How I’m Going To Weaponize the Secrets You Just Told Me
When you told me that you were the one that steals the K-cups from the lounge, or that you shredded Barb’s cost report so you could get the VP promotion, or when you had a one-night stand with your best friend’s wife, I didn’t tell anyone. Remember? I’m a team player! But after the last two years, and all this Xanax, I need to start living my truth. And that truth is that I have nothing better to do than stir up shit.
I am not doing this for revenge! In fact, I love it when you call me your, “work wife” because it gives me something I don’t have at home: control.

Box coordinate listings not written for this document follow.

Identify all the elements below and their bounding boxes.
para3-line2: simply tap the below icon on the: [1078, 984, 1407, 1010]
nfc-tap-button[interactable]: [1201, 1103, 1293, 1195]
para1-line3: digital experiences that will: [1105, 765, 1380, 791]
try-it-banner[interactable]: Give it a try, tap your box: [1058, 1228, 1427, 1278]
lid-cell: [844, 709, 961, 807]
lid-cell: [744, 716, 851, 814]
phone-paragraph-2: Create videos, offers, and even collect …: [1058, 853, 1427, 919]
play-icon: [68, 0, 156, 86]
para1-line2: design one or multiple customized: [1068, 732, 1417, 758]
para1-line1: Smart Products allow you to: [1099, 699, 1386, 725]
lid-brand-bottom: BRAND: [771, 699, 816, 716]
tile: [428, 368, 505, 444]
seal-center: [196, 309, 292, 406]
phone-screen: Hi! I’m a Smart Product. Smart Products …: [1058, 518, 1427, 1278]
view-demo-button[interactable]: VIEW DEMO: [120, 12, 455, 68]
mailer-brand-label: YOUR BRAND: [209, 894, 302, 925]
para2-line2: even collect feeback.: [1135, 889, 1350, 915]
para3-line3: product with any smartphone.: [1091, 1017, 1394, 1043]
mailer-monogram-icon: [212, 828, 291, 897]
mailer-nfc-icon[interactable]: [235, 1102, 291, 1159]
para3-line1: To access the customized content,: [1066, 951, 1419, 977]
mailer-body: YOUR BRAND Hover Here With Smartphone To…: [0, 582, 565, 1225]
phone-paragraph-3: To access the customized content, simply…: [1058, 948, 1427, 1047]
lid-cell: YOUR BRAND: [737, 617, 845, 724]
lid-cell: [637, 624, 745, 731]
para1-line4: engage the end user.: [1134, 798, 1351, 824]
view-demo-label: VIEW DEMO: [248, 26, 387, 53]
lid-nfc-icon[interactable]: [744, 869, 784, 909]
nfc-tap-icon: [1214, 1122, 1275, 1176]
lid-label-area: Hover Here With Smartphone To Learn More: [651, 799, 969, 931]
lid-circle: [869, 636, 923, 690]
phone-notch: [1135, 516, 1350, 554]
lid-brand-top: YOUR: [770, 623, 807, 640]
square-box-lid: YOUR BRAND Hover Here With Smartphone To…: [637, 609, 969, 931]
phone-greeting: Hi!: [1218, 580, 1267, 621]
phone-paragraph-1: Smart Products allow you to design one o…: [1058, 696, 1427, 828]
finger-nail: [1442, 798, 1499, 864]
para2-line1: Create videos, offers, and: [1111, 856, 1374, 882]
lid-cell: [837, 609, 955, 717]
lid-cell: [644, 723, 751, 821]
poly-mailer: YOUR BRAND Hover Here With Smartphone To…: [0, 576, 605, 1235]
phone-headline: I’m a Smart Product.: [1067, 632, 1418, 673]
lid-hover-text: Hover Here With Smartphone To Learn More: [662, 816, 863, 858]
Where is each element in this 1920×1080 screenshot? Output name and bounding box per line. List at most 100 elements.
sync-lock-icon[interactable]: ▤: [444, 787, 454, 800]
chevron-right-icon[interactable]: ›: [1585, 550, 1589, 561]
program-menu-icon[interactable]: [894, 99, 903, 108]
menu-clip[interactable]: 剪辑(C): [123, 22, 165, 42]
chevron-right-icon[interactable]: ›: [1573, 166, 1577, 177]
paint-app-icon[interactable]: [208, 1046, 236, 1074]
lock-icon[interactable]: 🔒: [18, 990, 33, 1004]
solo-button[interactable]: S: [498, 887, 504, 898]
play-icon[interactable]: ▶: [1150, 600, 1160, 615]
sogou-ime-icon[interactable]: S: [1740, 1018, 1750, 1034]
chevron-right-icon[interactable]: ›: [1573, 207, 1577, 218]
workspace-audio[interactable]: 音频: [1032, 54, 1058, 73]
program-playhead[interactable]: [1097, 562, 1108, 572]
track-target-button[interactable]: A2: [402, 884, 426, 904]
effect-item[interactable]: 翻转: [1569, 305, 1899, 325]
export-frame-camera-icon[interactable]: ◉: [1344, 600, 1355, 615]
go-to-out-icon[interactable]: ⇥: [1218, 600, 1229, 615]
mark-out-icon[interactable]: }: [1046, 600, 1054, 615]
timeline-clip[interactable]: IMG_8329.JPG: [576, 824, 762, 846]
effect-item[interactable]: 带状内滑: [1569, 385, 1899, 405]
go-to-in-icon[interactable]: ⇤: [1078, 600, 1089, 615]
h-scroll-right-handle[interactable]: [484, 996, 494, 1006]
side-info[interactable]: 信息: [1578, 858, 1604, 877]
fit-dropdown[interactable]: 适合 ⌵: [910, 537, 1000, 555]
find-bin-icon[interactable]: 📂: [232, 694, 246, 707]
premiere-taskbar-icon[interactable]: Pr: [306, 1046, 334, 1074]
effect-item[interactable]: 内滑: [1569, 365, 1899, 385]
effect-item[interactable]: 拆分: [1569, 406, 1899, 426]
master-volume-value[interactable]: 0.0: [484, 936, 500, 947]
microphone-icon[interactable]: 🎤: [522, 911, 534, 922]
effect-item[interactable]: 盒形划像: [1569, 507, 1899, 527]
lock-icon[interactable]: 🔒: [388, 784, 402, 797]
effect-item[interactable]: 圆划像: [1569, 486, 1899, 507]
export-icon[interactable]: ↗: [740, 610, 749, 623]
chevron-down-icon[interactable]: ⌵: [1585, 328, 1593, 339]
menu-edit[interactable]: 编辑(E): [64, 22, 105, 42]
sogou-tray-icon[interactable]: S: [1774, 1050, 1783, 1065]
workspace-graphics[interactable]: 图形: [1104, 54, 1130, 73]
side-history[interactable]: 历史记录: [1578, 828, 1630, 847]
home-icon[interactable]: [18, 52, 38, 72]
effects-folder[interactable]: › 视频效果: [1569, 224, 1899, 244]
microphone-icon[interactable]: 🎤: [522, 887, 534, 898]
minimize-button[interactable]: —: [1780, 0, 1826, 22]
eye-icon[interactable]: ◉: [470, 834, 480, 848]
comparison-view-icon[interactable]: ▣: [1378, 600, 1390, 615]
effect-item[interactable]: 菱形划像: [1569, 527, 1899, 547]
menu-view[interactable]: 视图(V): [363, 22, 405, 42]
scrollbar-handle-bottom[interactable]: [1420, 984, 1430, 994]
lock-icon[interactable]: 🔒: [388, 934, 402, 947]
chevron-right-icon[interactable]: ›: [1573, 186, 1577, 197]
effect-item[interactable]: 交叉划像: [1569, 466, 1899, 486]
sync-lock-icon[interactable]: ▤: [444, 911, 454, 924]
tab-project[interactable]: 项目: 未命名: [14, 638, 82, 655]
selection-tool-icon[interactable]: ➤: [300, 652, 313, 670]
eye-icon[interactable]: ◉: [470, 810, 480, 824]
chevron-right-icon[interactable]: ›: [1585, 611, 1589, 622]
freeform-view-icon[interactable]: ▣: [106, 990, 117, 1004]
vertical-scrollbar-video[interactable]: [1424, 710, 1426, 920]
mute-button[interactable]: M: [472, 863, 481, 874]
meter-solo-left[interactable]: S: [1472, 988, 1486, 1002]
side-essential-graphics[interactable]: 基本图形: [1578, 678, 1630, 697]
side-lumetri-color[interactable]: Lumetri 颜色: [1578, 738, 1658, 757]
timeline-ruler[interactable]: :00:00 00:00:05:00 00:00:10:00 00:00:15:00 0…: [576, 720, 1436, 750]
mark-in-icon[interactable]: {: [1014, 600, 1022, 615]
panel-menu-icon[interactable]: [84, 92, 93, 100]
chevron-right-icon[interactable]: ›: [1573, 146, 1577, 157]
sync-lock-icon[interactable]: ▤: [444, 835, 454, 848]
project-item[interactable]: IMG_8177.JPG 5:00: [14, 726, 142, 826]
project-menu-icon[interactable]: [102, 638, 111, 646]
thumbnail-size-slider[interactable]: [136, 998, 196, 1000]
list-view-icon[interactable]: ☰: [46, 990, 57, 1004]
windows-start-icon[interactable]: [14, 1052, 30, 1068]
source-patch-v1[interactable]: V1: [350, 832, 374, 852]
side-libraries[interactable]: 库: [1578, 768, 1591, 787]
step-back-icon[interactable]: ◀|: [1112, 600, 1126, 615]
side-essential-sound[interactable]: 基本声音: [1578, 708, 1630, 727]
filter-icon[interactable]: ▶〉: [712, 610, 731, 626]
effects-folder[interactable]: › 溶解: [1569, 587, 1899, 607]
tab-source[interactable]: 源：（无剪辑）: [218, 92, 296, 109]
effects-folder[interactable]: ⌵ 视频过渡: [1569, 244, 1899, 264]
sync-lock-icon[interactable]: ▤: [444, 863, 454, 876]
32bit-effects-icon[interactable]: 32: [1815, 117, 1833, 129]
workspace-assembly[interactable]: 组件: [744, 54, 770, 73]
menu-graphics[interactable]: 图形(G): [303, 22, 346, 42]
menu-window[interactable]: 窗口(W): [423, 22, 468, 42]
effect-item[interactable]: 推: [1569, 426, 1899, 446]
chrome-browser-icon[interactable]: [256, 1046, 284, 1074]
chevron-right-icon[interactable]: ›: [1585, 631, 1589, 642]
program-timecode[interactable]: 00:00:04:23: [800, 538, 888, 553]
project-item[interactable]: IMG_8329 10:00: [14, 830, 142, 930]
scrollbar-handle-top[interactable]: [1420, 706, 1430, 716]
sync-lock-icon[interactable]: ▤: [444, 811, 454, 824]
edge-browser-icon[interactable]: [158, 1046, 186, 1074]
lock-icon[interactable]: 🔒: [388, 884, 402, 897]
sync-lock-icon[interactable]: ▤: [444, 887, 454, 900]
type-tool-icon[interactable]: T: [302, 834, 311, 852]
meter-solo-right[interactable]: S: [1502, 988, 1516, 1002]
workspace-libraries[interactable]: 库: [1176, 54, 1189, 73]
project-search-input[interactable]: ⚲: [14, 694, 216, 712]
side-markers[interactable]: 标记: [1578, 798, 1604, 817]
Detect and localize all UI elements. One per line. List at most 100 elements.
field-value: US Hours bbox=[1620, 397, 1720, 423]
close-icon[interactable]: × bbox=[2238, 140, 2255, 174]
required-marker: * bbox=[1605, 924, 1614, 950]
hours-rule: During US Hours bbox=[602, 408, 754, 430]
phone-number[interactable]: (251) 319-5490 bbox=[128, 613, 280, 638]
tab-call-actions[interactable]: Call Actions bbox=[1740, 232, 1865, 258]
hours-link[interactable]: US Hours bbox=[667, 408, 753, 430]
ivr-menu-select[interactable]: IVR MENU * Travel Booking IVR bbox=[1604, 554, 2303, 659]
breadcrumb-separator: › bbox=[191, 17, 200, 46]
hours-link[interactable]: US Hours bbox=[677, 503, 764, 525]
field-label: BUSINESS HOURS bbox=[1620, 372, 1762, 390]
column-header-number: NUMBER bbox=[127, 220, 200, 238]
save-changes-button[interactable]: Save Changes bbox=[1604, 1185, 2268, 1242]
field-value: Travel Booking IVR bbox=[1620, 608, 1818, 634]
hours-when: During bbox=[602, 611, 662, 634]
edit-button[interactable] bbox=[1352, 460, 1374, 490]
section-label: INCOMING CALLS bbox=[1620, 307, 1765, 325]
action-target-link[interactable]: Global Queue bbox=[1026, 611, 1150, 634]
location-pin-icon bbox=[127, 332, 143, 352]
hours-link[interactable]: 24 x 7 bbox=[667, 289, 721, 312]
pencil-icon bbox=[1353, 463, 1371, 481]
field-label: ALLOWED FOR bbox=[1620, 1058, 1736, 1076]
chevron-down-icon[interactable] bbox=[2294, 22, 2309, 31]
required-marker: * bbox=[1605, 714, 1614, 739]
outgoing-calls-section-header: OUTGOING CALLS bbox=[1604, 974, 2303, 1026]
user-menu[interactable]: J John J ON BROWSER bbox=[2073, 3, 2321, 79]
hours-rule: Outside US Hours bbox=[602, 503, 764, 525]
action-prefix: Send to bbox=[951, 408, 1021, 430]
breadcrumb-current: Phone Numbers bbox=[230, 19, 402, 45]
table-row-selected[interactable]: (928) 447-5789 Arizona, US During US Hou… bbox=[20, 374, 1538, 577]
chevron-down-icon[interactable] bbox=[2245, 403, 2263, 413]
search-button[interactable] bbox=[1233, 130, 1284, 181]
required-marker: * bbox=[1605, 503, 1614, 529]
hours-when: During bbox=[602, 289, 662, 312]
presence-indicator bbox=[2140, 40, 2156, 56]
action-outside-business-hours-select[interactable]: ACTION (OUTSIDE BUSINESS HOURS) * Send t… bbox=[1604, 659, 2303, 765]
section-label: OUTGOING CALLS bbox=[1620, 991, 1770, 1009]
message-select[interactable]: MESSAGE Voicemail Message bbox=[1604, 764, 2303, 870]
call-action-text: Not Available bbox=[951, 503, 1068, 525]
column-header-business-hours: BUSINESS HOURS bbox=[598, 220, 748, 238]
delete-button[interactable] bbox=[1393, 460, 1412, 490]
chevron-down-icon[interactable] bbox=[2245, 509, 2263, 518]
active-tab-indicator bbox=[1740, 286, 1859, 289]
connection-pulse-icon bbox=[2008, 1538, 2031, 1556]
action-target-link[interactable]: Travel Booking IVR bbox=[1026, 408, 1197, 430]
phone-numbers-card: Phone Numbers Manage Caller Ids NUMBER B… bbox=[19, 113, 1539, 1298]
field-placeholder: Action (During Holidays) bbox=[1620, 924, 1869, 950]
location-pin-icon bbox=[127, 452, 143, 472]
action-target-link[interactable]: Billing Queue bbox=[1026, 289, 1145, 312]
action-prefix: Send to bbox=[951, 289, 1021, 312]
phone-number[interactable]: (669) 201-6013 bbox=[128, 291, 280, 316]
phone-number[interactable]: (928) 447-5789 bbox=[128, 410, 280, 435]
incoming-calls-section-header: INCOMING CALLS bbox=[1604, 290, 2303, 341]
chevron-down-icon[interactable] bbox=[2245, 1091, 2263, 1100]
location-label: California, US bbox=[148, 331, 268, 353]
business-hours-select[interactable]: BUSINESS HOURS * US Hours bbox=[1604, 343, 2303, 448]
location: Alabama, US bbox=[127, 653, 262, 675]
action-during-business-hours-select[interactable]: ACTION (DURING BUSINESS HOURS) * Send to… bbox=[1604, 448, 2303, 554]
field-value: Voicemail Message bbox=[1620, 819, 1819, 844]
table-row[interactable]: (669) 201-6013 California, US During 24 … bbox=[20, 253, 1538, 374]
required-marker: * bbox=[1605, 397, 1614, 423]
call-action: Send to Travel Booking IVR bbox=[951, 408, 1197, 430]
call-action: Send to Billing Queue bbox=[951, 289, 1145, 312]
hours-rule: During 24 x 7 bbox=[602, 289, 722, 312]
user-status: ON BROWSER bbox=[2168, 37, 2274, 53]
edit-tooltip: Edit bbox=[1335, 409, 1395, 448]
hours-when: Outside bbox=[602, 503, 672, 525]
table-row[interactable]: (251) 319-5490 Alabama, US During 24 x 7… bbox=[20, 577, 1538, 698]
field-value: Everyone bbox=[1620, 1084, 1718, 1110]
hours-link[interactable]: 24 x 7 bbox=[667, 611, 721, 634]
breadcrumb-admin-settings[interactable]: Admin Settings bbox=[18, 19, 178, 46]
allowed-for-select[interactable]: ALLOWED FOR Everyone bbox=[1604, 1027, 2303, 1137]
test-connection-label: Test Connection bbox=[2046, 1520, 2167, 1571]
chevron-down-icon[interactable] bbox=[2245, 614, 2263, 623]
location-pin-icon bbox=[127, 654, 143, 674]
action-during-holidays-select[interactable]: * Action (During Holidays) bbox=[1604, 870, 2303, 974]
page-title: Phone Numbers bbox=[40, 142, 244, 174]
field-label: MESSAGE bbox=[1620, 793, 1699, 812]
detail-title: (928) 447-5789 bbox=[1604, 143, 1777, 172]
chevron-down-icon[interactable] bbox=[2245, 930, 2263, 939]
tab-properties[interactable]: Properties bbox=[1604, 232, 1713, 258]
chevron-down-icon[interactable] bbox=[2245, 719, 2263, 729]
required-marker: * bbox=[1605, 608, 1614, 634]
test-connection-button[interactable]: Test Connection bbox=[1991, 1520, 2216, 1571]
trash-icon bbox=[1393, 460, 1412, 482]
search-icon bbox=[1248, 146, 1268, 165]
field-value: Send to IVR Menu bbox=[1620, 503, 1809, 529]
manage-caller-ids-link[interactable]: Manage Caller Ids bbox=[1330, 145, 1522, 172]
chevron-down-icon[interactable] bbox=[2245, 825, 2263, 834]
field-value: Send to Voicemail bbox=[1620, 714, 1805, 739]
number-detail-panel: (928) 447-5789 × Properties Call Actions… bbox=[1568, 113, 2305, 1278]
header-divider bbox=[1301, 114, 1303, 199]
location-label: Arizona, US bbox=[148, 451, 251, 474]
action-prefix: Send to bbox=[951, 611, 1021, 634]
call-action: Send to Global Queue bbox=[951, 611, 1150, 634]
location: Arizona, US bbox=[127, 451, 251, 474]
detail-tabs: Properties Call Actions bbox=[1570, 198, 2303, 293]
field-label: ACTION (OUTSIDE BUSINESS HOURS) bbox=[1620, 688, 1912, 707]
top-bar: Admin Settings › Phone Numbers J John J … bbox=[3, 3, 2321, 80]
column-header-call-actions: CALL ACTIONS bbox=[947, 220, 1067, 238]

Don’t forget that I was the one that told you not to order a third drink at happy hour last night. Just because I was on my third vodka soda, it didn’t necessarily mean that you were a pussy if you didn’t have one too.
I did not need to know that you put your car payment or your subscription for pictures of women’s feet on the company credit card, but then code that as “client recruitment.” I would have gone on to proposition my Uber driver with, or without, knowing that information.
But you told me. Freely. Willingly. Drunkenly. How was I to know that my teenager rigged my voice recorder to start recording whenever I say, “Prove it”? I’m sorry that I can access the accounting files to track what you’ve done. But I’m more sorry that I don’t have your parking spot. It is, like, so much closer to the building than mine.
There is nothing, specifically, that I want from you. But there are also many things I specifically hope I can get from you. Like, I’m not suggesting we should swap offices. I’m just wondering if my seasonal depression wouldn’t be as bad if the window in my office had a Southern exposure like yours does.
The last thing I’m here to do is judge you — I value our relationship. I’m just curious what the dollar amount is that you would put on that value?
When I think about this whole situation, it makes me really sad. Really sad that you would take advantage of your position at this company and not loop me in. Really sad that you would jeopardize everything when you could have given me a few weeks of your timeshare in Cabo instead.
No matter what happens moving forward, know that I adore you, and your secrets are safe with me. Thank God I’m the one putting you in this position. Just imagine if anyone else in this office were to know all this! This is truly working out perfectly.